After graduating from Yale in 1887, Lee published When I Was a Boy in China, and married Elizabeth Maude Jerome. He worked various careers for a couple decades following his graduation, but he eventually received a position as the editor of the American Banker from 1918 to 1927. After resigning from his position as editor in 1927, he moved back to Guangdong. During his time back in China, he taught English and then edited for the Canton Gazette. He wrote a letter to his family and Yale class in 1938, describing the Japanese siege on Guangdong as a "inhuman, brutal, savage war." He was assumed to have died in 1938 because he did not have further contact with anyone in the United States after sending the letter.

== Speeches and written works ==

=== "The Other Side of the Chinese Question" (1887) ===
Lee graduated from Yale in 1887, and was selected to give a commencement speech. In his commencement speech, "The Other Side of the Chinese Question", Lee heavily criticized anti-Chinese sentiment among the American public. In the speech, Lee breaks down the stereotypes and accusations placed upon Chinese immigrants, and calls upon fellow Americans to speak up against racial oppression and violence.

=== "Why I am not a Heathen" (1887) ===
Influenced by the Christian teachings of preacher D.L. Moody and other Christian thinkers, Yan Phou Lee wrote "Why I am not a Heathen" in response to Wong Chin Foo's article "Why am I a Heathen?". Lee addresses Wong Chin Foo's criticisms of Christianity, primarily the issues of denominations and the abuse of Christian principles.

=== When I was a Boy in China (1887) ===
Lee became the first Asian American to publish a book in English after publishing When I was a Boy in China in 1887. The events of the book describe his childhood to an audience mostly unfamiliar with daily life and customs in China. While in many ways the book served to demystify certain perceptions of culture in China, it did not completely dismantle many prejudices against the Chinese deeply prevalent at the time. One critic wrote of When I was a Boy in China in the 1888 issue of The Saturday Review, "his book will no doubt interest many English boys who desire to know what manner of existence has fallen to the lot of their pig-tailed comrades in China."
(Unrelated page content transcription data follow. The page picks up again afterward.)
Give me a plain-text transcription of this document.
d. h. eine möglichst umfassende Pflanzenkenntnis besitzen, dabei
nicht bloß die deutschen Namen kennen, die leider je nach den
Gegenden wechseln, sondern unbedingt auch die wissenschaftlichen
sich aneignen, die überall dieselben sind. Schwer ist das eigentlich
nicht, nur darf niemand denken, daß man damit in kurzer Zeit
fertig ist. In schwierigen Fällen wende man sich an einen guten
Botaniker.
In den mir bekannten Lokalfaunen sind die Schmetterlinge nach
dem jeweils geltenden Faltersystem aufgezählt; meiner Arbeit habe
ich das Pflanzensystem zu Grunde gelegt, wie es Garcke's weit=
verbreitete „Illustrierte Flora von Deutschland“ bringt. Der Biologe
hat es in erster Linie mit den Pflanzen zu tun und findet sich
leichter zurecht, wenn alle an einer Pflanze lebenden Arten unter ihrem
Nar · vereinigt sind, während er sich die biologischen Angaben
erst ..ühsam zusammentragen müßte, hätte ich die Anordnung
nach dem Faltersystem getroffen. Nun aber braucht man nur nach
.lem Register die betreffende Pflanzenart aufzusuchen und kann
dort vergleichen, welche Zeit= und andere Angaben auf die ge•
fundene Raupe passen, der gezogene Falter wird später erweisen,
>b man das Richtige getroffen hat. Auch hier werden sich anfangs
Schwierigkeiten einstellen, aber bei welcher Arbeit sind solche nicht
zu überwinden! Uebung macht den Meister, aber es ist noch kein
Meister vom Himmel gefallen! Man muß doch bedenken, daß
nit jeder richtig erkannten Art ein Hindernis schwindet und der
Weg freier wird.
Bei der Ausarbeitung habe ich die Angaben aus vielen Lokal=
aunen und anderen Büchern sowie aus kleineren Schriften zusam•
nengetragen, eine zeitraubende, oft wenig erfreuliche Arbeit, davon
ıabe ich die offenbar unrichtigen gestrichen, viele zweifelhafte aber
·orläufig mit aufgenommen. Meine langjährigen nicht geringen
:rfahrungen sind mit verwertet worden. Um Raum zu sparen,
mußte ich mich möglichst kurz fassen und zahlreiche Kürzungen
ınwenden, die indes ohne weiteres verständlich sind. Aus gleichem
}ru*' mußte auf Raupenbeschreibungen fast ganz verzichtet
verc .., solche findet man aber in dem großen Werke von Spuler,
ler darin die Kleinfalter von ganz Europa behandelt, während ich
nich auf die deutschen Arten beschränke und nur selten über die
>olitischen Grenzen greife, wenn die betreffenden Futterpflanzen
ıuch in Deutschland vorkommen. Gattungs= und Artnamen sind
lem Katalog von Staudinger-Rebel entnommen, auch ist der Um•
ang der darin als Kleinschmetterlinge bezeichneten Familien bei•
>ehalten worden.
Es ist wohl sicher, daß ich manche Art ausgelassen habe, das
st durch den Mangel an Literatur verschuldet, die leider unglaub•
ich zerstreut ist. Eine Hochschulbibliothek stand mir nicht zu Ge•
=== "The Chinese Must Stay" (1889) ===

Following the passage of the Chinese Immigration Act, Lee penned the essay "The Chinese Must Stay".Echoing the message of his graduation speech at Yale, Lee appeals to the American ideals of equality in order to address anti-Chinese discrimination within law and society. "How far this Republic has departed from its high ideal and reversed its traditionary policy may be seen in the laws passed against the Chinese," Lee wrote.